Senator Barbara Mikulski talks about her decision not to run for a sixth term and items on her agenda for the next two years.
More than a dozen national union leaders have sent a scathing letter to U.S. Sen. Barbara A. Mikulski, chastising her for supporting an expanded guest worker program and accusing her of selling out American workers.
The leaders with North America's Building Trades unions delivered their message last week to protest the Maryland Democrat's advocacy on behalf of the state's seafood industry, which depends heavily on the program.
Mikulski, who is retiring this year after three decades in the Senate, succeeded in protecting the program as part of last month's $1.1 trillion omnibus budget bill. Her efforts won praise from the Eastern Shore's crab-picking industry, which she has long championed, but condemnation from labor.
"Put simply, your 'accomplishment' has undermined the fundamental principle, embedded in U.S. immigration law for more than one hundred years, that U.S. workers must be protected from unfair competition by foreign workers for both temporary and permanent jobs," the union leaders wrote.
It was signed by Sean McGarvey, president of the building trades council, and 13 union presidents. They included James B. Hoffa, general president of The International Brotherhood of Teamsters, and the heads of the unions representing plumbers, roofers, laborers, bricklayers and electricians.
Mikulski, the top Democrat on the Senate Appropriations Committee, said she was "startled" by the criticism.
"I have been a persistent supporter of labor, including their right to organize, by voting for the Employee Free Choice Act and for [prevailing wage] legislation to ensure good wages in federal construction jobs," she said in a statement. "As for creating jobs in America and throughout Maryland, my record on the Appropriations speaks for itself:"
The dust-up involves what is known as the H-2B visa program, which is intended to help employers fill positions that American workers have typically been reluctant to take. Among the industries that depend on the program is Maryland's crab-picking industry.
While that industry is a small part of the H2B program, it depends heavily on seasonal guest workers from such countries as Mexico. According to federal data, many more of the visas go to landscapers, amusement park workers and housekeepers.
Organized labor has long opposed the program. In the letter to Mikulski, the union leaders said it leads to "diminished job opportunities for hard-working Americans."
Other critics of the program, including some immigrant rights groups, contend that it fosters exploitation of the foreign workers who receive the visas. The Southern Poverty Law Center has condemned the program as a "sellout to corporate interests."
The union letter echoed that charge, telling Mikulski she chose to "pursue a narrow focus on protecting the status quo of a niche industry that has been shown, over and over again, to be a culvert of abuse, exploitation and outright indentured servitude."
Bill Sieling, executive director of the Chesapeake Bay Seafood Industries Association, said he didn't believe that was a reference to his industry and declined to comment on the unions' criticism of Mikulski.
McGarvey, interviewed Saturday, said the letter writers were referring to Maryland's crab-picking and other seafood-processing industries.

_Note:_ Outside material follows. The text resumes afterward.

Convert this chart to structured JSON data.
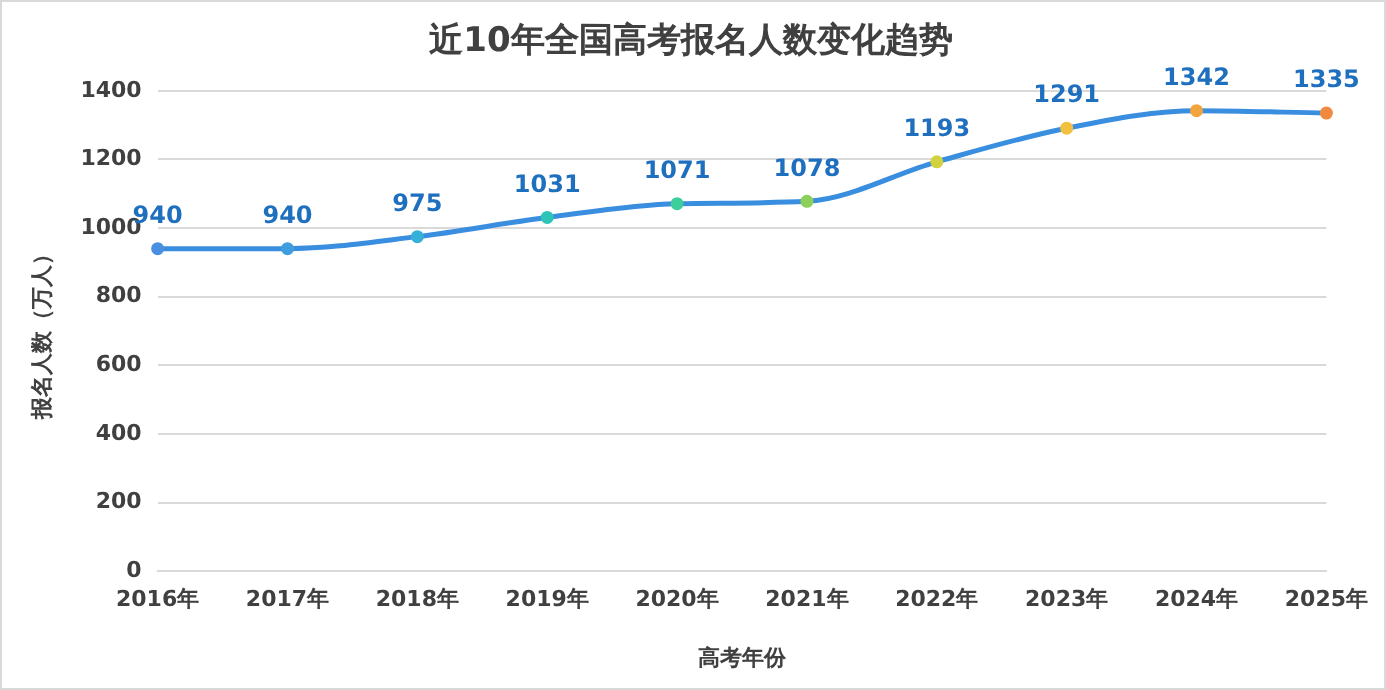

Mikulski has long been one of Maryland's most popular politicians among Democrats, Republicans and independents. Since she was first elected to the Senate in 1986, she has won every race by overwhelming margins.
She also has been repeatedly endorsed by unions. According to the AFL-CIO, as of 2014 she had a 95 percent lifetime score from the federation's political arm.

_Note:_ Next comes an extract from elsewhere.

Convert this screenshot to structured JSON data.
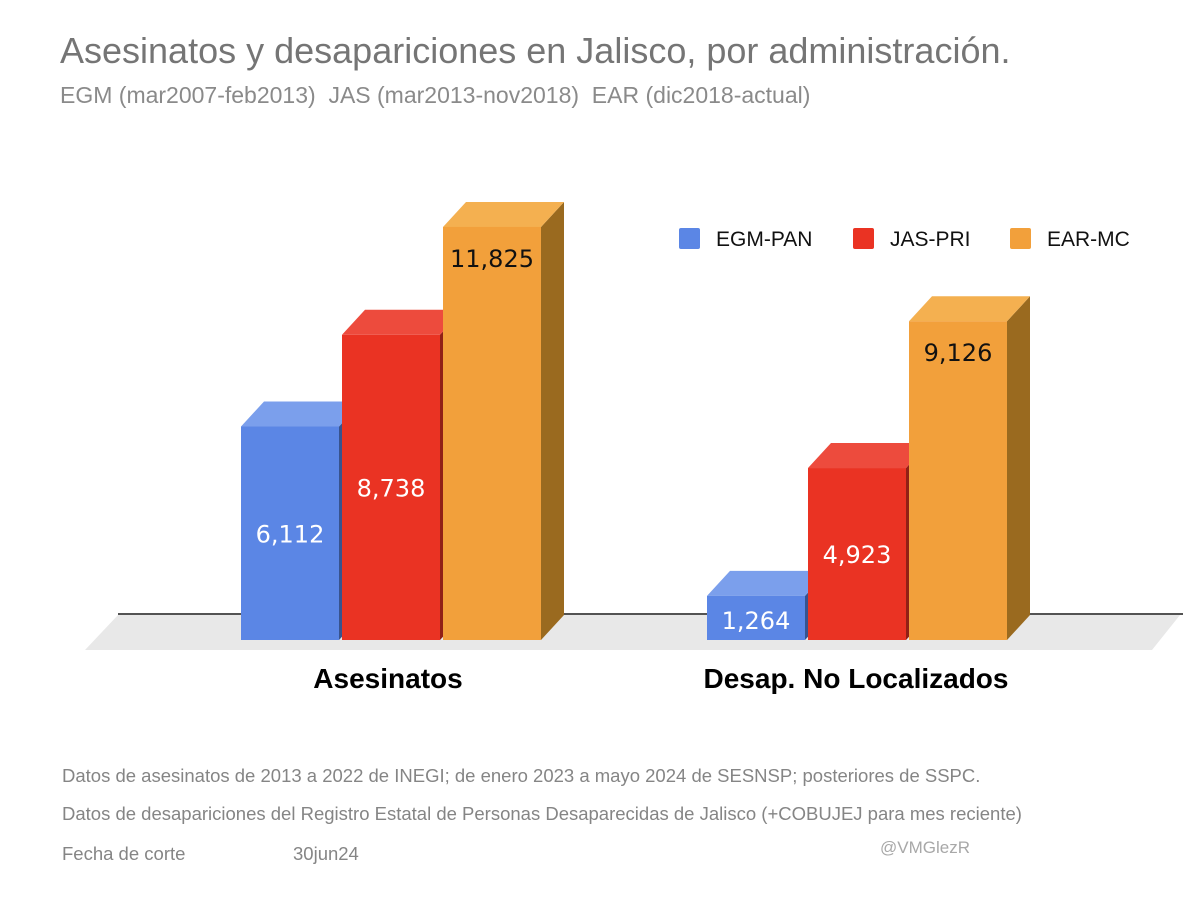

But McGarvey said Mikulski has been at odds with the building trades over the H-2B visa program for at least 10 years. He said the program has been used, especially in the South, to displace skilled and unskilled American workers in the construction trades. He said Mikulski was largely responsible for slipping the H2B visa expansion into the budget bill in the "dead of night."
"She tripled the number of H2B visas available, and she stripped any and all of the labor protections," he said.
Mikulski said her record "speaks for itself in promoting jobs in construction."
She pointed to her efforts to secure $150 million for renovation of the Social Security headquarters in Woodlawn and $390 million to bring a new FBI headquarters to Prince George's County. In addition, Mikulski said, she has brought $1 billion to Maryland over the past decade for military construction.
"I can retire knowing that I played a role in creating jobs around the state," she said.